The breakdowns in Maryland’s running game are so prevalent that the Terrapins can’t simply pinpoint and fix them like a rundown car part. Responsibilities are missed, individual technique and fundamentals need to be cleaned and shored. As a result, the Terrapins are averaging just 86 rushing yards per game, which ranks last in the ACC and 116th out of 120 FBS teams nationally.
But, as offensive coordinator Mike Locksley noted Wednesday, there is a bright side. In Maryland’s three wins, running back Justus Pickett has been able to seal the deal for the Terrapins.
“He’s been the guy who’s been out there when we need to do it,” Locksley said. “He’s been a guy who’s been pretty steady. A lot of it starts with his game experience. He’s only a sophomore, but he played a lot of ball last year. It’s allowed him to handle things over the course of this year.”
Pickett has solidified wins over William & Mary, Temple and Wake Forest with short fourth-quarter touchdowns. He has more carries in the final period than fellow running backs Albert Reid, Wes Brown and Brandon Ross combined.
“It’s a matter of trust in crunch time, knowing that he’ll be where he’s supposed to be,” Locksley said. “We’ve had to throw the ball and he’s the most reliable pass protector, he’s been the guy who’s been out there in those situations. The more you do your job consistently, and have production doing it, the easier it is for us to put you out there as a position coach.”
Locksley said that Reid, a true freshman like Brown, should maintain his short-yardage role, but echoed Coach Randy Edsall’s statement that Brown and Pickett will shoulder a heavier workload from here on out.
“They make the least amount of mistakes,” Locksley said. “That’s the thing for us, when you look at us across the board, it’s not just one guy or one position. During the course of the game, we have enough mental assignments, where a guy goes the wrong way, blocks the wrong guy, doesn’t take care of his responsibilities.
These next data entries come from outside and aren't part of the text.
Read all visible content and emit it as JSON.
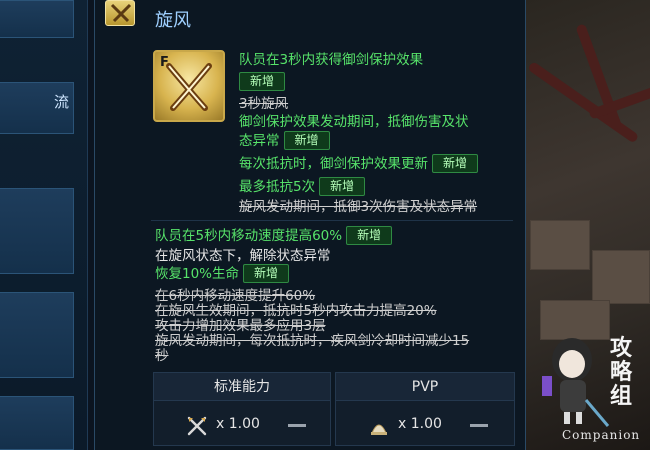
{
  "left_panel": {
    "tab_partial_label": "流"
  },
  "header": {
    "title": "旋风"
  },
  "skill": {
    "tier_letter": "F",
    "lines": [
      {
        "text": "队员在3秒内获得御剑保护效果",
        "style": "green"
      },
      {
        "text": "3秒旋风",
        "style": "strike"
      },
      {
        "text": "御剑保护效果发动期间，抵御伤害及状",
        "style": "green"
      },
      {
        "text": "态异常",
        "style": "green"
      },
      {
        "text": "每次抵抗时，御剑保护效果更新",
        "style": "green"
      },
      {
        "text": "最多抵抗5次",
        "style": "green"
      },
      {
        "text": "旋风发动期间，抵御3次伤害及状态异常",
        "style": "strike"
      },
      {
        "text": "队员在5秒内移动速度提高60%",
        "style": "green"
      },
      {
        "text": "在旋风状态下，解除状态异常",
        "style": "white"
      },
      {
        "text": "恢复10%生命",
        "style": "green"
      },
      {
        "text": "在6秒内移动速度提升60%",
        "style": "strike"
      },
      {
        "text": "在旋风生效期间，抵抗时5秒内攻击力提高20%",
        "style": "strike"
      },
      {
        "text": "攻击力增加效果最多应用3层",
        "style": "strike"
      },
      {
        "text": "旋风发动期间，每次抵抗时，疾风剑冷却时间减少15",
        "style": "strike"
      },
      {
        "text": "秒",
        "style": "strike"
      }
    ],
    "new_badge": "新增"
  },
  "stats": {
    "columns": [
      {
        "header": "标准能力",
        "icon": "crossed-swords-icon",
        "value": "x 1.00"
      },
      {
        "header": "PVP",
        "icon": "pvp-helmet-icon",
        "value": "x 1.00"
      }
    ]
  },
  "watermark": {
    "latin": "Companion",
    "chinese": "攻略组"
  },
  "colors": {
    "green_text": "#57e36a",
    "title_blue": "#9fd0ff",
    "badge_bg": "#0f3a1b",
    "badge_border": "#2f8a43"
  }
}
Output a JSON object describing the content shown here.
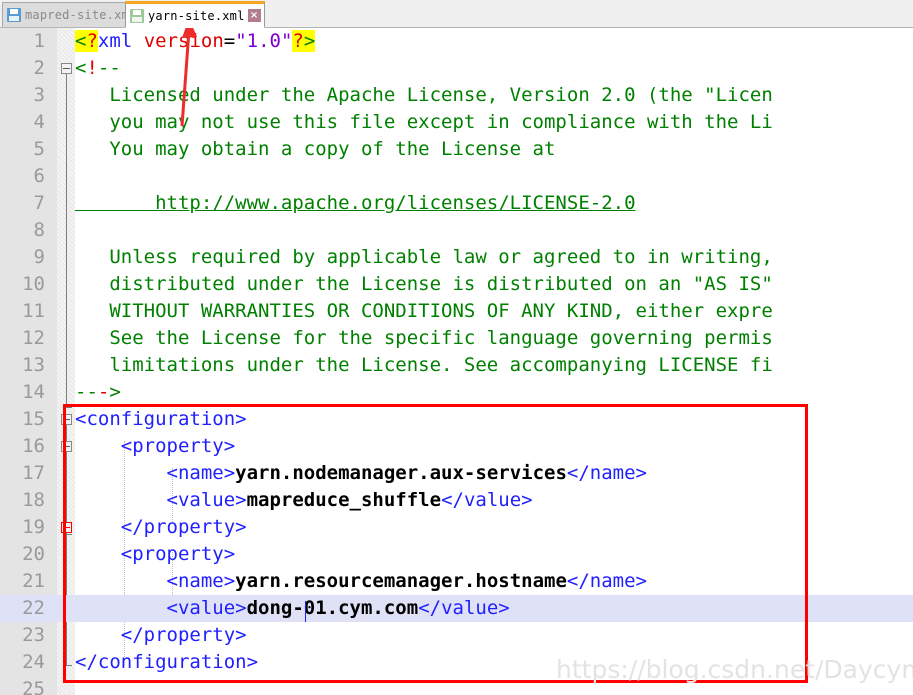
{
  "window": {
    "title": "yarn-site.xml"
  },
  "tabs": [
    {
      "label": "mapred-site.xml",
      "icon": "floppy-disk-icon",
      "close": "×",
      "active": false
    },
    {
      "label": "yarn-site.xml",
      "icon": "floppy-disk-icon",
      "close": "×",
      "active": true
    }
  ],
  "editor": {
    "language": "xml",
    "current_line": 22,
    "caret_after_text": "dong-01",
    "total_visible_lines": 25,
    "lines": [
      {
        "n": "1",
        "text": "<?xml version=\"1.0\"?>"
      },
      {
        "n": "2",
        "text": "<!--"
      },
      {
        "n": "3",
        "text": "   Licensed under the Apache License, Version 2.0 (the \"Licen"
      },
      {
        "n": "4",
        "text": "   you may not use this file except in compliance with the Li"
      },
      {
        "n": "5",
        "text": "   You may obtain a copy of the License at"
      },
      {
        "n": "6",
        "text": ""
      },
      {
        "n": "7",
        "text": "       http://www.apache.org/licenses/LICENSE-2.0"
      },
      {
        "n": "8",
        "text": ""
      },
      {
        "n": "9",
        "text": "   Unless required by applicable law or agreed to in writing,"
      },
      {
        "n": "10",
        "text": "   distributed under the License is distributed on an \"AS IS\""
      },
      {
        "n": "11",
        "text": "   WITHOUT WARRANTIES OR CONDITIONS OF ANY KIND, either expre"
      },
      {
        "n": "12",
        "text": "   See the License for the specific language governing permis"
      },
      {
        "n": "13",
        "text": "   limitations under the License. See accompanying LICENSE fi"
      },
      {
        "n": "14",
        "text": "-->"
      },
      {
        "n": "15",
        "text": "<configuration>"
      },
      {
        "n": "16",
        "text": "    <property>"
      },
      {
        "n": "17",
        "text": "        <name>yarn.nodemanager.aux-services</name>"
      },
      {
        "n": "18",
        "text": "        <value>mapreduce_shuffle</value>"
      },
      {
        "n": "19",
        "text": "    </property>"
      },
      {
        "n": "20",
        "text": "    <property>"
      },
      {
        "n": "21",
        "text": "        <name>yarn.resourcemanager.hostname</name>"
      },
      {
        "n": "22",
        "text": "        <value>dong-01.cym.com</value>"
      },
      {
        "n": "23",
        "text": "    </property>"
      },
      {
        "n": "24",
        "text": "</configuration>"
      },
      {
        "n": "25",
        "text": ""
      }
    ],
    "xml_properties": [
      {
        "name": "yarn.nodemanager.aux-services",
        "value": "mapreduce_shuffle"
      },
      {
        "name": "yarn.resourcemanager.hostname",
        "value": "dong-01.cym.com"
      }
    ]
  },
  "annotations": {
    "red_box_label": "configuration-block-highlight",
    "red_arrow_label": "pointer-to-active-tab",
    "watermark": "https://blog.csdn.net/Daycym"
  },
  "colors": {
    "tab_active_accent": "#f5a623",
    "comment_green": "#008000",
    "tag_blue": "#2020ff",
    "attr_red": "#e00000",
    "string_purple": "#8000d0",
    "highlight_yellow": "#ffff00",
    "current_line": "#dfe2f7",
    "annotation_red": "#ff0000"
  }
}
We have to be pretty perfect, so those two guys have been the most steady in terms of their assignments.”
But Locksley sees promise among his young running back corps, currently four deep, all four still listed as co-starters on the latest depth chart. Ross will suit up in just his third collegiate game against Virginia, which will be Brown’s sixth game and Reid’s fifth.
“There will be a light at the end of the tunnel gaining experience,” Locksley said, “which will be very fruitful of us.”